Habéis de saber que Bermudo ha escapado.
—¡Cómo es posible!
—exclamó don Alfonso.
—Noté su ausencia poco
después de comenzar el baile y eso fue lo que me puso en guardia. Al
ver que no regresaba, no perdí de ojo a los otros tres y di orden de
que los vigilaran y siguieran adondequiera que fueran. Ellos también
parecieron sorprendidos por la ausencia de Bermudo, por lo que pronto
me di cuenta que estaban maquinando algún plan. No tardaron en
abandonar también la fiesta para dirigirse a sus aposentos. Allí
los sorprendimos trazando el plan de huida.
—Bien, tío, os debo un
favor más.

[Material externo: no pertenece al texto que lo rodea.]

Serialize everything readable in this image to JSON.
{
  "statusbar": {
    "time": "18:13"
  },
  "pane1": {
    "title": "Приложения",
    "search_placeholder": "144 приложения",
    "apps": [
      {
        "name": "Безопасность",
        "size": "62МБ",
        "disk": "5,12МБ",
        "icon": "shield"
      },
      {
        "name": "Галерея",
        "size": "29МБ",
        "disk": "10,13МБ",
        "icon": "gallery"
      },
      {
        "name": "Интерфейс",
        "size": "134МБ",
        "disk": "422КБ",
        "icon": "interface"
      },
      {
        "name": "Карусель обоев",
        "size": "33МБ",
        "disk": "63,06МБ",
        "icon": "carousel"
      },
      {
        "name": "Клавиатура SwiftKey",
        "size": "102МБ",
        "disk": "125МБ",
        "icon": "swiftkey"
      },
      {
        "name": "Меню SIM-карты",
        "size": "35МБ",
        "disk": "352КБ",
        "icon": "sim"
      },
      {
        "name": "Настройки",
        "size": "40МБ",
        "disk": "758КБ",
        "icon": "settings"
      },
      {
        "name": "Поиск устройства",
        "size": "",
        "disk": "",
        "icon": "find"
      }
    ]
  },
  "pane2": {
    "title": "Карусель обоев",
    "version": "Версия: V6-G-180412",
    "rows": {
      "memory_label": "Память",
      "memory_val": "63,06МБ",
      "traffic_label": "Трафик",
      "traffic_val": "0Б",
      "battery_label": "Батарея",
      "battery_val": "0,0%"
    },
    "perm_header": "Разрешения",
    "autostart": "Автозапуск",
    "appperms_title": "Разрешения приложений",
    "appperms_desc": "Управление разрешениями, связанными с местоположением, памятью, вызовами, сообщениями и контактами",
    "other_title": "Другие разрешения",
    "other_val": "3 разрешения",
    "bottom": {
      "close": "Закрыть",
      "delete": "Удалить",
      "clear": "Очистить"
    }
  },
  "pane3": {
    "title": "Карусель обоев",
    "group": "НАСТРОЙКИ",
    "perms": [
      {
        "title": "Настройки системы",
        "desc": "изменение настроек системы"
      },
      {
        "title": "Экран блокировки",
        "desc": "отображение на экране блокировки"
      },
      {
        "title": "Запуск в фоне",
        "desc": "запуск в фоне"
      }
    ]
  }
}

No sé cómo agradecéroslo.
—Ya me lo agradeceréis,
sobrino. Lo importante es haber desbaratado los planes de vuestros
hermanos y haberlos encerrado en las mazmorras. Ahora es preciso
encontrar a Bermudo. Si logra escapar, podría poner algún día en
peligro vuestro trono.
—Pues no hay tiempo que
perder. Demos la orden de su búsqueda y captura.
—La orden ya está dada,
querido sobrino.
—Veo que os anticipáis en
todo. Gracias de nuevo por vuestros desvelos hacia mi persona,
querido tío.
—Siempre estaré a vuestro
lado, Alfonso, y no escatimaré desvelos para defender vuestra
persona, aunque ello me cueste la vida.
Tío y sobrino siguieron
hablando por espacio de largo tiempo mientras la fiesta proseguía su
normal desarrollo. Ya bien entrada la noche, todo el mundo se retiró
a sus aposentos para descansar, dando por finalizada así la fiesta.
Al día siguiente cada cual regresaría a su lugar de origen. Habían
sido diez días de asueto que habían terminado con la fiesta de la
coronación. Ahora era el momento de volver a la normalidad.